I would like to build a Spark streaming pipeline that reads from multiple Kafka Topics (that vary in number over time). I intended on stopping the the streaming job, adding/removing the new topics, and starting the job again whenever I required an update to the topics in the streaming job using one of the two options outlined in the Spark Structured Streaming + Kafka Integration Guide:
# Subscribe to multiple topics
df = spark \
.readStream \
.format("kafka") \
.option("kafka.bootstrap.servers", "host1:port1,host2:port2") \
.option("subscribe", "topic1,topic2") \
.load()
df.selectExpr("CAST(key AS STRING)", "CAST(value AS STRING)")
# Subscribe to a pattern
df = spark \
.readStream \
.format("kafka") \
.option("kafka.bootstrap.servers", "host1:port1,host2:port2") \
.option("subscribePattern", "topic.*") \
.load()
df.selectExpr("CAST(key AS STRING)", "CAST(value AS STRING)")
Upon further investigation, I noticed the following point in the Spark Structured Streaming Programming Guide and am trying to understand why changing the number of input sources is "not allowed":
Changes in the number or type (i.e. different source) of input sources: This is not allowed.
Definition of "Not Allowed" (also from Spark Structured Streaming Programming Guide):
The term not allowed means you should not do the specified change as the restarted query is likely to fail with unpredictable errors. sdf represents a streaming DataFrame/Dataset generated with sparkSession.readStream.

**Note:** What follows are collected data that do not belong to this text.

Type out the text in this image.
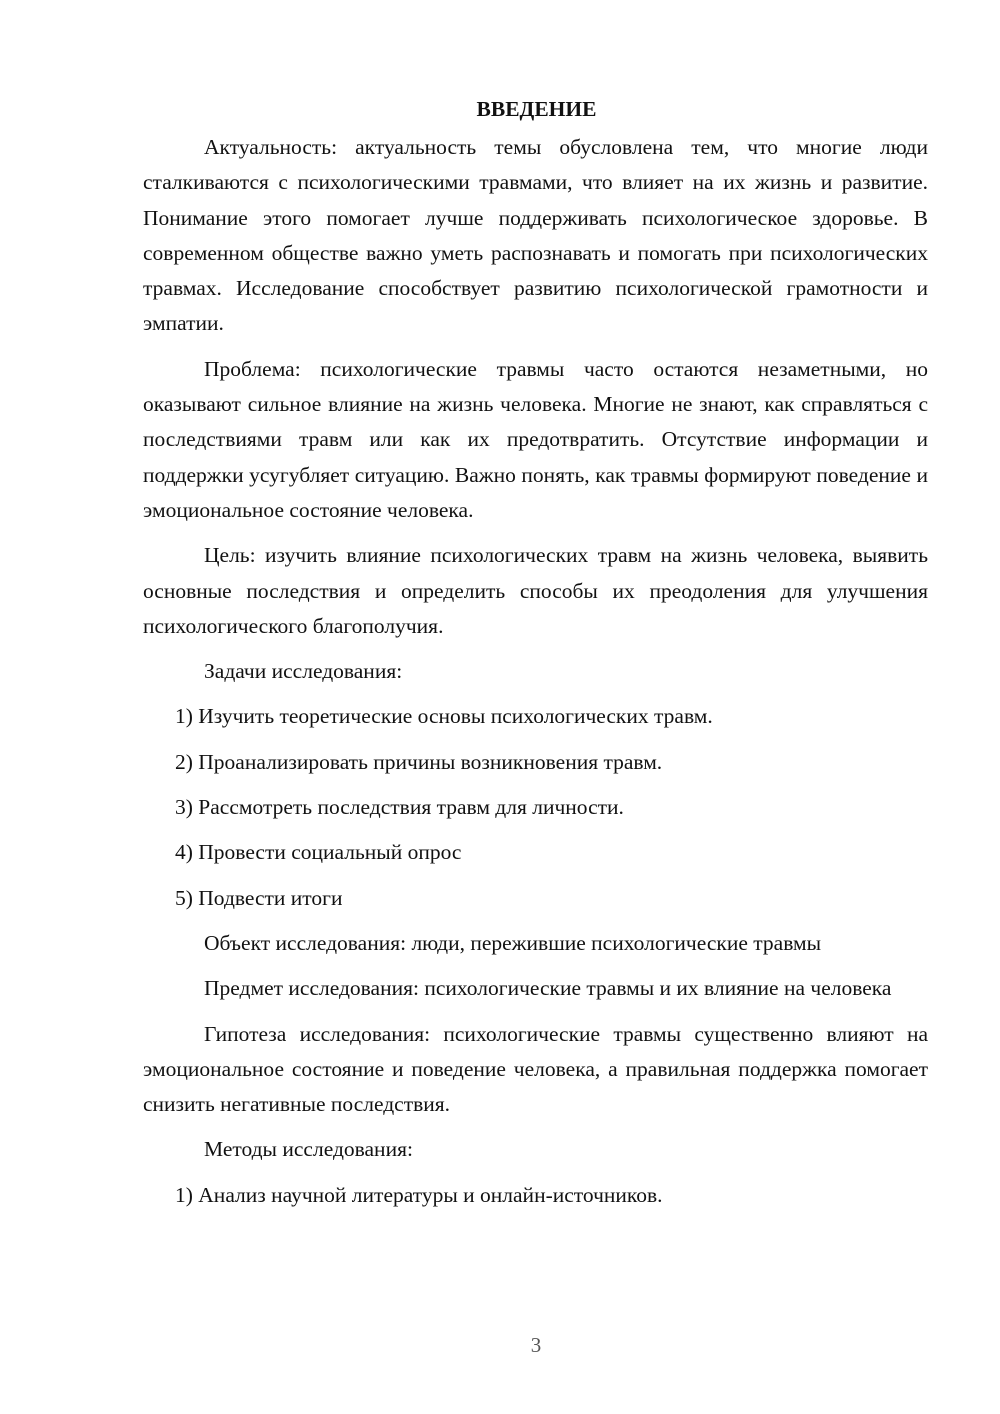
ВВЕДЕНИЕ

Актуальность: актуальность темы обусловлена тем, что многие люди сталкиваются с психологическими травмами, что влияет на их жизнь и развитие. Понимание этого помогает лучше поддерживать психологическое здоровье. В современном обществе важно уметь распознавать и помогать при психологических травмах. Исследование способствует развитию психологической грамотности и эмпатии.

Проблема: психологические травмы часто остаются незаметными, но оказывают сильное влияние на жизнь человека. Многие не знают, как справляться с последствиями травм или как их предотвратить. Отсутствие информации и поддержки усугубляет ситуацию. Важно понять, как травмы формируют поведение и эмоциональное состояние человека.

Цель: изучить влияние психологических травм на жизнь человека, выявить основные последствия и определить способы их преодоления для улучшения психологического благополучия.

Задачи исследования:

1) Изучить теоретические основы психологических травм.

2) Проанализировать причины возникновения травм.

3) Рассмотреть последствия травм для личности.

4) Провести социальный опрос

5) Подвести итоги

Объект исследования: люди, пережившие психологические травмы

Предмет исследования: психологические травмы и их влияние на человека

Гипотеза исследования: психологические травмы существенно влияют на эмоциональное состояние и поведение человека, а правильная поддержка помогает снизить негативные последствия.

Методы исследования:

1) Анализ научной литературы и онлайн-источников.

3
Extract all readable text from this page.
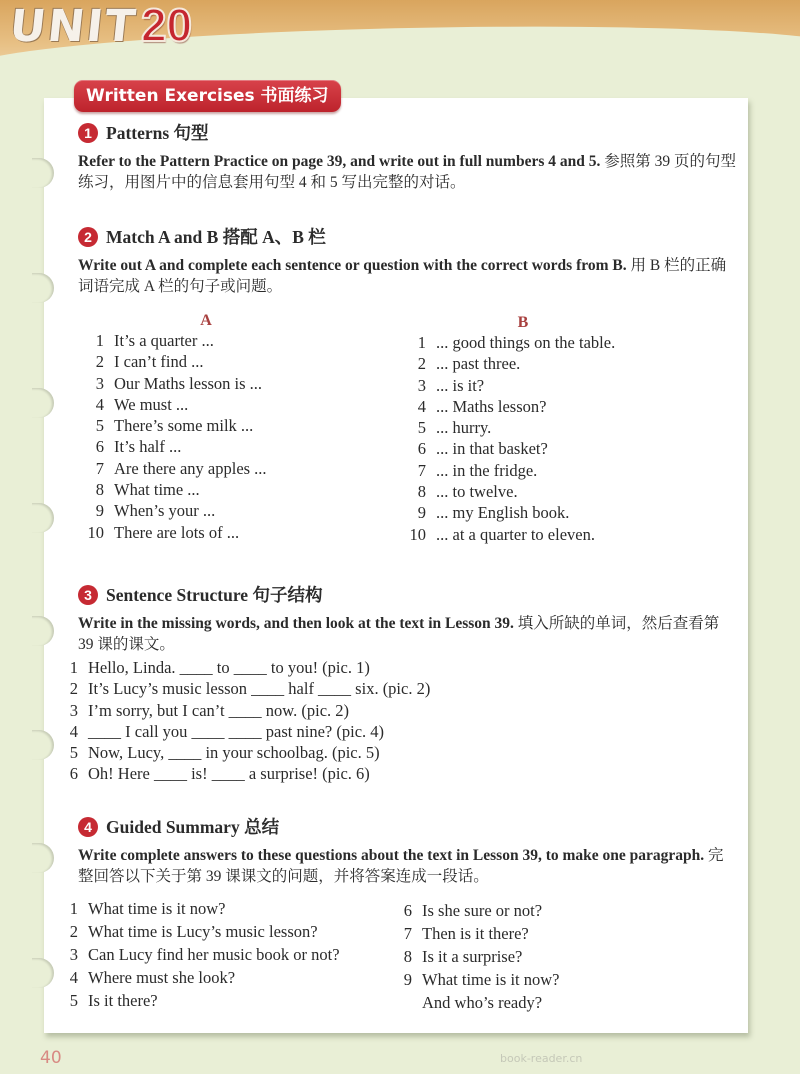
UNIT 20
Written Exercises 书面练习
1 Patterns 句型
Refer to the Pattern Practice on page 39, and write out in full numbers 4 and 5. 参照第 39 页的句型练习，用图片中的信息套用句型 4 和 5 写出完整的对话。
2 Match A and B 搭配 A、B 栏
Write out A and complete each sentence or question with the correct words from B. 用 B 栏的正确词语完成 A 栏的句子或问题。
A
1 It’s a quarter ...
2 I can’t find ...
3 Our Maths lesson is ...
4 We must ...
5 There’s some milk ...
6 It’s half ...
7 Are there any apples ...
8 What time ...
9 When’s your ...
10 There are lots of ...
B
1 ... good things on the table.
2 ... past three.
3 ... is it?
4 ... Maths lesson?
5 ... hurry.
6 ... in that basket?
7 ... in the fridge.
8 ... to twelve.
9 ... my English book.
10 ... at a quarter to eleven.
3 Sentence Structure 句子结构
Write in the missing words, and then look at the text in Lesson 39. 填入所缺的单词，然后查看第 39 课的课文。
1 Hello, Linda. ____ to ____ to you! (pic. 1)
2 It’s Lucy’s music lesson ____ half ____ six. (pic. 2)
3 I’m sorry, but I can’t ____ now. (pic. 2)
4 ____ I call you ____ ____ past nine? (pic. 4)
5 Now, Lucy, ____ in your schoolbag. (pic. 5)
6 Oh! Here ____ is! ____ a surprise! (pic. 6)
4 Guided Summary 总结
Write complete answers to these questions about the text in Lesson 39, to make one paragraph. 完整回答以下关于第 39 课课文的问题，并将答案连成一段话。
1 What time is it now?
2 What time is Lucy’s music lesson?
3 Can Lucy find her music book or not?
4 Where must she look?
5 Is it there?
6 Is she sure or not?
7 Then is it there?
8 Is it a surprise?
9 What time is it now?
And who’s ready?
40	book-reader.cn
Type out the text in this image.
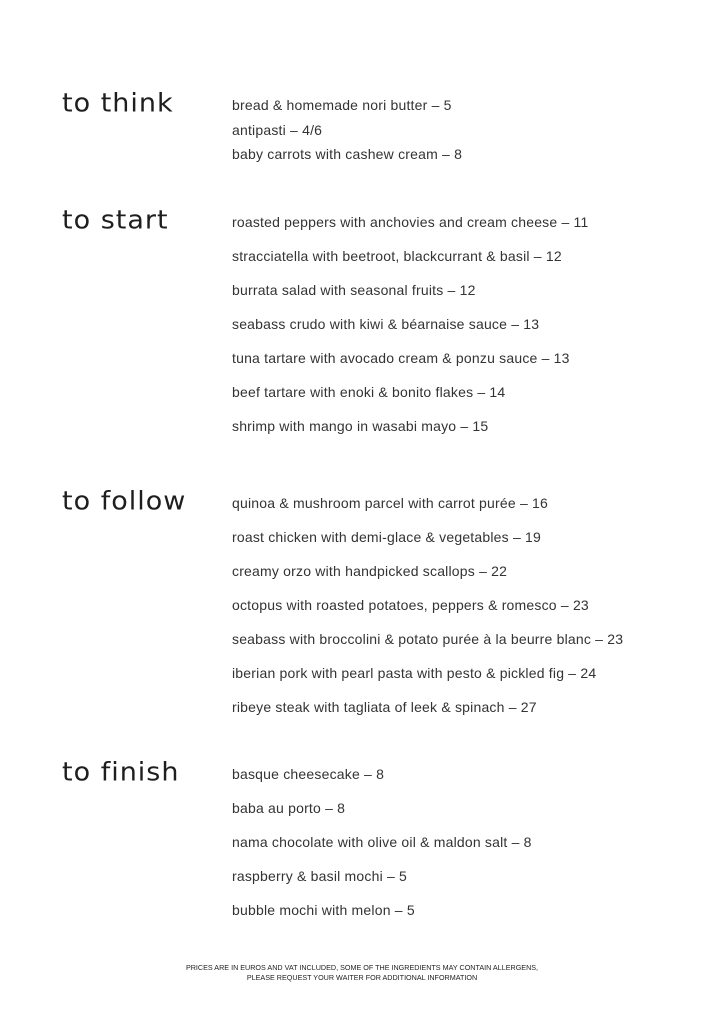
to think	bread & homemade nori butter – 5
antipasti – 4/6
baby carrots with cashew cream – 8
to start	roasted peppers with anchovies and cream cheese – 11
stracciatella with beetroot, blackcurrant & basil – 12
burrata salad with seasonal fruits – 12
seabass crudo with kiwi & béarnaise sauce – 13
tuna tartare with avocado cream & ponzu sauce – 13
beef tartare with enoki & bonito flakes – 14
shrimp with mango in wasabi mayo – 15
to follow	quinoa & mushroom parcel with carrot purée – 16
roast chicken with demi-glace & vegetables – 19
creamy orzo with handpicked scallops – 22
octopus with roasted potatoes, peppers & romesco – 23
seabass with broccolini & potato purée à la beurre blanc – 23
iberian pork with pearl pasta with pesto & pickled fig – 24
ribeye steak with tagliata of leek & spinach – 27
to finish	basque cheesecake – 8
baba au porto – 8
nama chocolate with olive oil & maldon salt – 8
raspberry & basil mochi – 5
bubble mochi with melon – 5
PRICES ARE IN EUROS AND VAT INCLUDED, SOME OF THE INGREDIENTS MAY CONTAIN ALLERGENS,
PLEASE REQUEST YOUR WAITER FOR ADDITIONAL INFORMATION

My understanding is that Spark Structured Streaming implements its own checkpointing mechanism:
In case of a failure or intentional shutdown, you can recover the previous progress and state of a previous query, and continue where it left off. This is done using checkpointing and write-ahead logs. You can configure a query with a checkpoint location, and the query will save all the progress information (i.e. range of offsets processed in each trigger) and the running aggregates (e.g. word counts in the quick example) to the checkpoint location. This checkpoint location has to be a path in an HDFS compatible file system, and can be set as an option in the DataStreamWriter when starting a query.
Can someone please explain why changing the number of sources is "not allowed"? I assume that would be one of the benefits of the checkpointing mechanism.